Sonntag, am 1. Advent 1942.

Geliebter! Mein lieber allerliebster [Roland]! Herzensmannerli!

Nun laß dich umarmen! Du!! Laß Dich küssen, Geliebter! Ach Du!!! Du!!! Ist doch heute unser Festtag! Ich denke doch schon seit dem frühen Morgen an Dich, Schätzelein! Du mein herzliebes Mannerli! Ach, wenn Du nun heute auch nicht bei mir sein kannst, so weiß ich Dich doch ganz froh und glücklich in Deiner Bleibe. Geliebter!!! Und wie ich heute so ganz froh und glücklich bin, so weiß ich Dich auch, Du! Du hast meine Bilder all bei Dir und ich die Deinen, mein Lieb! Und in Gedanken, da sind wir uns heute so nah – ganz nah! Ich möchte doch gleich hin zu Dir fliegen, Du! Windesschnell! Mit dem Sturm möchte ich eilen, der heute durch die Straßen fegt und dicke, dunkle Schneewolken treibt. Ach, wie traulich ist es da im Stübel. Ob Du es wohl auch schön warm hast und adventlich geschmückt? Dein lieber Montagsbote kam doch heute zu mir, er hat mich doch so herzlich erfreut, Du!!! Soviel Liebes sagt er mir! Ach, bringt mir alle heiße Liebe von Dir, Du! Und nun erfahre ich doch auch, daß Mutters lieber Kranz bei Dir ist. Du hast dann heute den schöneren Schmuck! Wir konnten das Zimmer nur mit Tannenreisern zieren; denn Mutter hat noch kein Grün geschickt. Vielleicht will sie mir selbst einen Kranz winden? Ich würde mich ja so darüber freuen!

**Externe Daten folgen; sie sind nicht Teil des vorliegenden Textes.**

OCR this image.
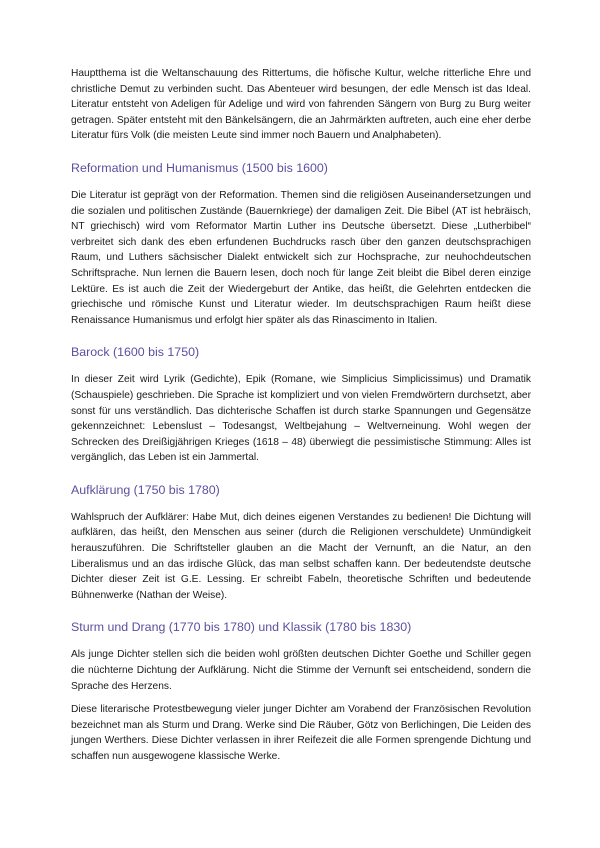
Hauptthema ist die Weltanschauung des Rittertums, die höfische Kultur, welche ritterliche Ehre und christliche Demut zu verbinden sucht. Das Abenteuer wird besungen, der edle Mensch ist das Ideal. Literatur entsteht von Adeligen für Adelige und wird von fahrenden Sängern von Burg zu Burg weiter getragen. Später entsteht mit den Bänkelsängern, die an Jahrmärkten auftreten, auch eine eher derbe Literatur fürs Volk (die meisten Leute sind immer noch Bauern und Analphabeten).

Reformation und Humanismus (1500 bis 1600)

Die Literatur ist geprägt von der Reformation. Themen sind die religiösen Auseinandersetzungen und die sozialen und politischen Zustände (Bauernkriege) der damaligen Zeit. Die Bibel (AT ist hebräisch, NT griechisch) wird vom Reformator Martin Luther ins Deutsche übersetzt. Diese „Lutherbibel“ verbreitet sich dank des eben erfundenen Buchdrucks rasch über den ganzen deutschsprachigen Raum, und Luthers sächsischer Dialekt entwickelt sich zur Hochsprache, zur neuhochdeutschen Schriftsprache. Nun lernen die Bauern lesen, doch noch für lange Zeit bleibt die Bibel deren einzige Lektüre. Es ist auch die Zeit der Wiedergeburt der Antike, das heißt, die Gelehrten entdecken die griechische und römische Kunst und Literatur wieder. Im deutschsprachigen Raum heißt diese Renaissance Humanismus und erfolgt hier später als das Rinascimento in Italien.

Barock (1600 bis 1750)

In dieser Zeit wird Lyrik (Gedichte), Epik (Romane, wie Simplicius Simplicissimus) und Dramatik (Schauspiele) geschrieben. Die Sprache ist kompliziert und von vielen Fremdwörtern durchsetzt, aber sonst für uns verständlich. Das dichterische Schaffen ist durch starke Spannungen und Gegensätze gekennzeichnet: Lebenslust – Todesangst, Weltbejahung – Weltverneinung. Wohl wegen der Schrecken des Dreißigjährigen Krieges (1618 – 48) überwiegt die pessimistische Stimmung: Alles ist vergänglich, das Leben ist ein Jammertal.

Aufklärung (1750 bis 1780)

Wahlspruch der Aufklärer: Habe Mut, dich deines eigenen Verstandes zu bedienen! Die Dichtung will aufklären, das heißt, den Menschen aus seiner (durch die Religionen verschuldete) Unmündigkeit herauszuführen. Die Schriftsteller glauben an die Macht der Vernunft, an die Natur, an den Liberalismus und an das irdische Glück, das man selbst schaffen kann. Der bedeutendste deutsche Dichter dieser Zeit ist G.E. Lessing. Er schreibt Fabeln, theoretische Schriften und bedeutende Bühnenwerke (Nathan der Weise).

Sturm und Drang (1770 bis 1780) und Klassik (1780 bis 1830)

Als junge Dichter stellen sich die beiden wohl größten deutschen Dichter Goethe und Schiller gegen die nüchterne Dichtung der Aufklärung. Nicht die Stimme der Vernunft sei entscheidend, sondern die Sprache des Herzens.

Diese literarische Protestbewegung vieler junger Dichter am Vorabend der Französischen Revolution bezeichnet man als Sturm und Drang. Werke sind Die Räuber, Götz von Berlichingen, Die Leiden des jungen Werthers. Diese Dichter verlassen in ihrer Reifezeit die alle Formen sprengende Dichtung und schaffen nun ausgewogene klassische Werke.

Du! Es ist schon so dämmrig im Zimmer, dahei zeigt die Uhr erst ½ 200 [Uhr]. Ich werde bald das Licht anzünden müssen. Das erste Licht! Unser Geselle hält es doch! Kennst Du ihn wohl noch?

Ich hätte Dir ja gerne einen hingeschickt, aber es würde zu schwer [drum]. Du! Denkst Du noch an unser erstes Weihnachten? Ach Du!!! 1938 war es. Du schenktest mir das wunderfeine Armband! Du!!! Und ich wohl die Truhe. Ach, damals schlug unser Herz schon so hoch, in der süßen Ahnung auf kommendes Glück. Oh, Du! Wie herrlich hat sich nun alles erfüllt! Geliebter! Ein Jahr später war ich Deine liebe Braut. Geliebter!! Du mein lieber Bräutigam! Oh Du!!! Sei ganz dankbar mit mir, für soviel gütiges Geschick!

Herzelein! Unsre Ringlein, die Zeichen unsres Einsseins drei Jahre lang tragen wir sie schon an unsrer Hand. Und noch nicht einen Atemzug lang spürten wir diese goldne Fessel drückend!

Oh Du! Du!!! Du!!!!! Ich mag nicht mehr sein ohne Dich! Geliebter! Du! Denkst Du noch an unser Verlobungsfest?

Morgens gingen wir nach Limbach zur Kirche mit Hellmuth und Vater! Auch heute ging ich wieder hin. Ganz allein. Nur Dich im Herzen, Du! Es hat mir so gut gefallen. Ich habe ganz fest an Dich denken müssen, mein [Roland]! Nun ertönt die jubelnde, frohe Weise der Vorfreude auf das Weihnachtsfest in meinem Innern. “Macht hoch die Tür, die Tor macht weit, es kommt der Herr der Herrlichkeit." Wie froh sang ich es mit der Christengemeinde. Wenn auch bittre Kriegszeit ist, Not und Herzeleid in manchem Hause. Eines hat diese Kriegszeit doch für sich: die Menschen besinnen sich eher als andere Jahre auf den Sinn der Adventszeit; sie werden zur Ruhe, Einkehr und Besinnung angehalten, bereiten sich vor.

In Friedenszeiten verblaßte doch zumeist der Schein der wahren Weihnacht für den Menschen, weil sein Auge nicht selend [sic] war für das Himmelslicht, das uns aufgehen soll, sondern es übersättigte sich an Irdischem, in Prunk und Pracht wurde Weihnachten gefeiert. Und dem Ursprung kam man garnicht nahe.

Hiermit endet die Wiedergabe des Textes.